WASHINGTON — A Washington law professor answered with nary a nanosecond’s hesitation when asked what advice he’d offer President Donald Trump’s eldest son Monday, as the Russia scandal inched its way through the First Family.
”I would tell him that he should get a lawyer,” said Paul Berman of George Washington University.
He made that suggestion in an interview just before 3 p.m.
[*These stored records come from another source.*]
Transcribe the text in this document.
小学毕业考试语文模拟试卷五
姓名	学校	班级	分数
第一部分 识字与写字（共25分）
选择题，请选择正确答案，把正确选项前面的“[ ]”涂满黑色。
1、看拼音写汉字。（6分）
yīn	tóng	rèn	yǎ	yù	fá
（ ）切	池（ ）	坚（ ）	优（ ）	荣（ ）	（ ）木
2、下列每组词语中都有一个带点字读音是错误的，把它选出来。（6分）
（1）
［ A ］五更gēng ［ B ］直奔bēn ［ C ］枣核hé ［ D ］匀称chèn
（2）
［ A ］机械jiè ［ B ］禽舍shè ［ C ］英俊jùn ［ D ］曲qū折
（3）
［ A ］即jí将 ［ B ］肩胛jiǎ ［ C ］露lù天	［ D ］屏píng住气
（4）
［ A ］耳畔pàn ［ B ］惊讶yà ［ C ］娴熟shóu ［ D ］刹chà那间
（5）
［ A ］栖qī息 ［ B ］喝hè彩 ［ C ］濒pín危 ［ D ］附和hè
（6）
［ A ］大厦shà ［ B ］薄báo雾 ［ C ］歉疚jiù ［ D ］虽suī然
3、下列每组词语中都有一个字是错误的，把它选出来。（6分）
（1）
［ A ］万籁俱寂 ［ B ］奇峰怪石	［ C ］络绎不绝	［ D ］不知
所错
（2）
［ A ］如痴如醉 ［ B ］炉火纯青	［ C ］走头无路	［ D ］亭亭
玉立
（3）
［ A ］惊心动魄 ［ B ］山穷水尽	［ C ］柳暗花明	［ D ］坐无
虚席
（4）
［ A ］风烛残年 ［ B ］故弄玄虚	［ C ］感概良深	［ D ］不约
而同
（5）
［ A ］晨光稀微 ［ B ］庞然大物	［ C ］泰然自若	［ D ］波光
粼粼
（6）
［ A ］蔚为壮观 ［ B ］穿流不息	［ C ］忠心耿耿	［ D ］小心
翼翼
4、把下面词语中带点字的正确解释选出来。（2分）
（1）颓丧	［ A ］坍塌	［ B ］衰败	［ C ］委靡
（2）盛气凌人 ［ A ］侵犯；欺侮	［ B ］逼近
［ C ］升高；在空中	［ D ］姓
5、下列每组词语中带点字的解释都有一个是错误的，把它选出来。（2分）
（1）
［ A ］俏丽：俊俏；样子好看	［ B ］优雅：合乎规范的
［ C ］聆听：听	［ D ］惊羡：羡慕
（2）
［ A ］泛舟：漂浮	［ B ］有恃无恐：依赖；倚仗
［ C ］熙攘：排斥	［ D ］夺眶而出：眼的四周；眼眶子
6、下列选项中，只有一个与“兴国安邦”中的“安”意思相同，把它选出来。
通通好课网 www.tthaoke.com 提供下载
Within the hour, Donald Trump Jr. confirmed in a statement that he had, in fact, retained legal counsel in this mushrooming controversy.
It followed Trump Jr.’s own admission over the weekend that he met a Russian attorney with ties to the Putin government during the last election, in the hope of gaining dirt on Hillary Clinton.
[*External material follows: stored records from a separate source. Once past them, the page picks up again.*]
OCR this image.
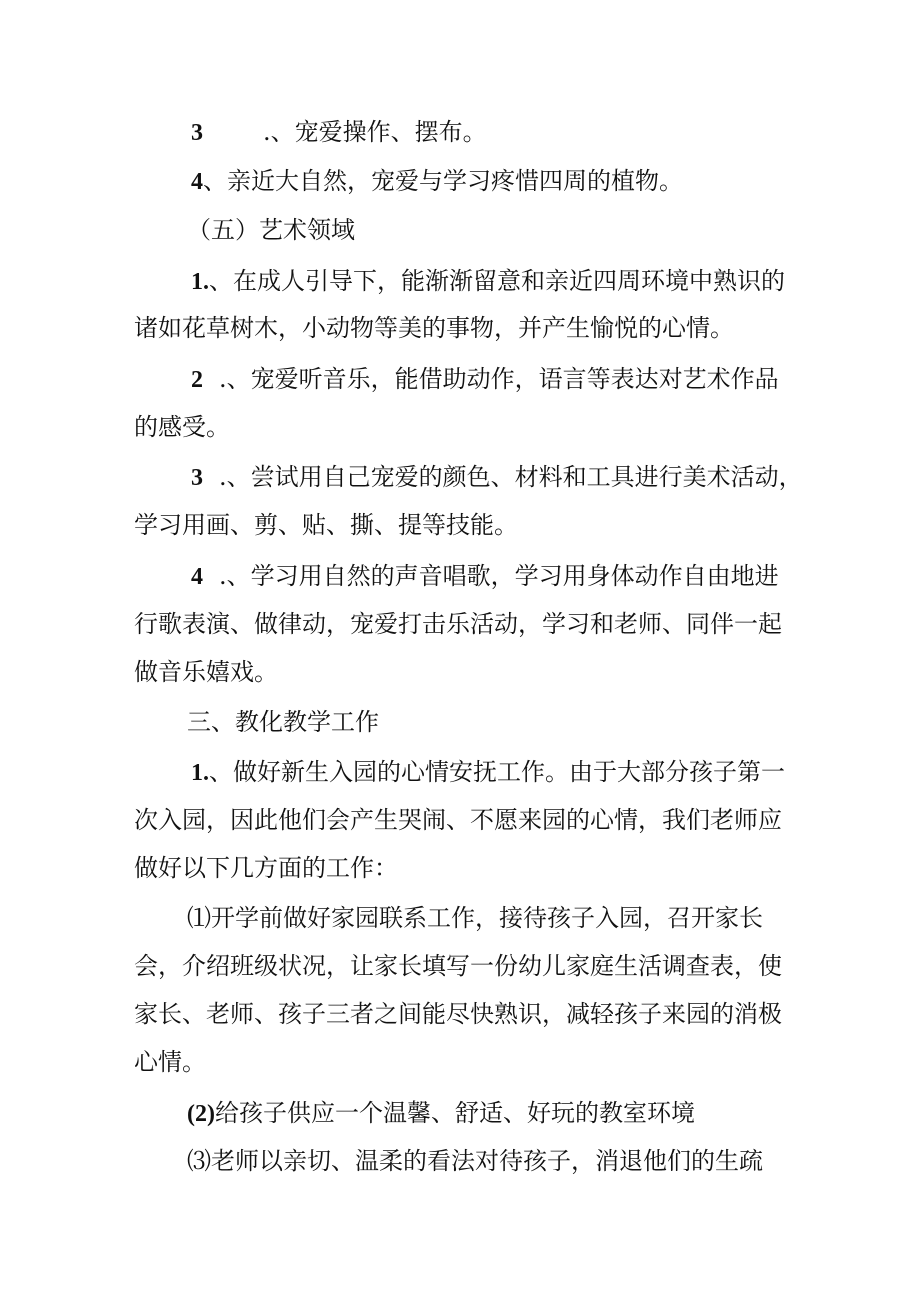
3	.、宠爱操作、摆布。
4、亲近大自然，宠爱与学习疼惜四周的植物。
（五）艺术领域
1.、在成人引导下，能渐渐留意和亲近四周环境中熟识的
诸如花草树木，小动物等美的事物，并产生愉悦的心情。
2 .、宠爱听音乐，能借助动作，语言等表达对艺术作品
的感受。
3 .、尝试用自己宠爱的颜色、材料和工具进行美术活动，
学习用画、剪、贴、撕、提等技能。
4 .、学习用自然的声音唱歌，学习用身体动作自由地进
行歌表演、做律动，宠爱打击乐活动，学习和老师、同伴一起
做音乐嬉戏。
三、教化教学工作
1.、做好新生入园的心情安抚工作。由于大部分孩子第一
次入园，因此他们会产生哭闹、不愿来园的心情，我们老师应
做好以下几方面的工作：
⑴开学前做好家园联系工作，接待孩子入园，召开家长
会，介绍班级状况，让家长填写一份幼儿家庭生活调查表，使
家长、老师、孩子三者之间能尽快熟识，减轻孩子来园的消极
心情。
(2)给孩子供应一个温馨、舒适、好玩的教室环境
⑶老师以亲切、温柔的看法对待孩子，消退他们的生疏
The news marks the first evidence that the Trump family sought electoral assistance from someone in Russia, after months of allegations that officials from that country stole and distributed emails to influence the U.S. election.
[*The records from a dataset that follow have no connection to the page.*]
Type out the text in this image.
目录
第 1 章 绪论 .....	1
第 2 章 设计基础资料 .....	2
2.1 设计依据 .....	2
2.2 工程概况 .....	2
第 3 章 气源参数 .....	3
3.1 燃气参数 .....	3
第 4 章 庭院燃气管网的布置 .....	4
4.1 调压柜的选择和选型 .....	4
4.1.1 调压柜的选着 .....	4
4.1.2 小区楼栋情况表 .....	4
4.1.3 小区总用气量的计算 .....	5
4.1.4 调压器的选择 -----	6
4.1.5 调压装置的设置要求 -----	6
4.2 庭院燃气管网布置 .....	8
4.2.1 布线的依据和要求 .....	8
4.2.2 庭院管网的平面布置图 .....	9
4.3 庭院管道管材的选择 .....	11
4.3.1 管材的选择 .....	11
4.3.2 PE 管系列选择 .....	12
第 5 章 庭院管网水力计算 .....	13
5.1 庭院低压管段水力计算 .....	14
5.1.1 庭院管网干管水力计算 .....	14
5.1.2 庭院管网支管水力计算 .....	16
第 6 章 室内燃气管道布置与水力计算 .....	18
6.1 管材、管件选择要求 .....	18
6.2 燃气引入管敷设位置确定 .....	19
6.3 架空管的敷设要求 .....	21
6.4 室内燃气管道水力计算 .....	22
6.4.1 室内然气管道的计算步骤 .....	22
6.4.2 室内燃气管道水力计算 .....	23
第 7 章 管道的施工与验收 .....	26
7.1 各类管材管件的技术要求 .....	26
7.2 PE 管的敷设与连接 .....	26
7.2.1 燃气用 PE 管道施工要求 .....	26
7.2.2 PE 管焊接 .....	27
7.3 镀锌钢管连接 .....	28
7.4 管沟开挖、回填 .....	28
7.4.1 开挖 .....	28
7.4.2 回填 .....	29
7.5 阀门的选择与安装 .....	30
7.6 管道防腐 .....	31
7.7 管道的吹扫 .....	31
Lawyers for two former White Houses said this means legal trouble.
The chief ethics lawyer to George W. Bush, Richard Painter, likened it to treason, and to conspiring with a burglar: ”Going to a known (thief) to buy a TV can get you charged with attempting to buy stolen goods. Going to the Russians for info on Clinton(?)…
”In the Bush Administration we would have had him in custody for questioning by now.”
Barack Obama’s White House counsel pointed in another direction: campaign law. Bob Bauer said it’s illegal to assist foreign nationals seeking to influence a federal election, illegal to solicit their help, and illegal to co-ordinate with them.
In a statement, Trump Jr. said he didn’t know who Natalia Veselnitskaya was when he met her. He said a business associate put them in touch. And she offered no useful information when he met her at Trump Tower in June 2016, along with then-campaign manager Paul Manafort and presidential staffer and son-in-law Jared Kushner, Trump Jr. said.
But Bauer said it strains credulity that three senior staffers sat down with Veselnitskaya, without realizing they were soliciting help from a foreign national, which he called willful blindness: ”(That) is not helpful to their legal position.”
Several members of Trump’s family have now hired attorneys in the Russia affair: the president himself, Kushner, and now Trump Jr.
The president’s son characterized the news as no big deal. In one tweet Monday, Trump Jr. said he’d gladly answer questions from a congressional committee.
He also joked that the story of collusion was a non-issue: ”Obviously I’m the first person on a campaign to ever take a meeting to hear info about an opponent… went nowhere but had to listen.”
Berman also sees potential legal landmines in espionage laws and disclosure of information — it’s a crime to fail to disclose significant contacts with foreign nationals upon entering a government job. Kushner did not initially include multiple contacts with the Russians on his security-clearance paperwork.
Jonathan Turley, professor of public interest law at George Washington University, sees disclosure as the lone problem area. He said he’s had to fill out the same government form as Kushner and would list even brief meetings with academics at conferences.
As for the rest, he said he sees no obvious criminal act based on current information.
”It is hardly shocking to see a willingness to gather dirt during that election,” Turley wrote in a blog post. ”Quite frankly, most people in (Washington) look at that account and snicker that Trump Jr. was a fool to personally attend such a meeting. Other campaigns would have used surrogates…
”Unless there is more (and this is worthy of investigation), I see nothing close to treason or a crime in this account. That obviously does not fit with the breathless accounts given the story but the criminal code is not a code of political etiquette.”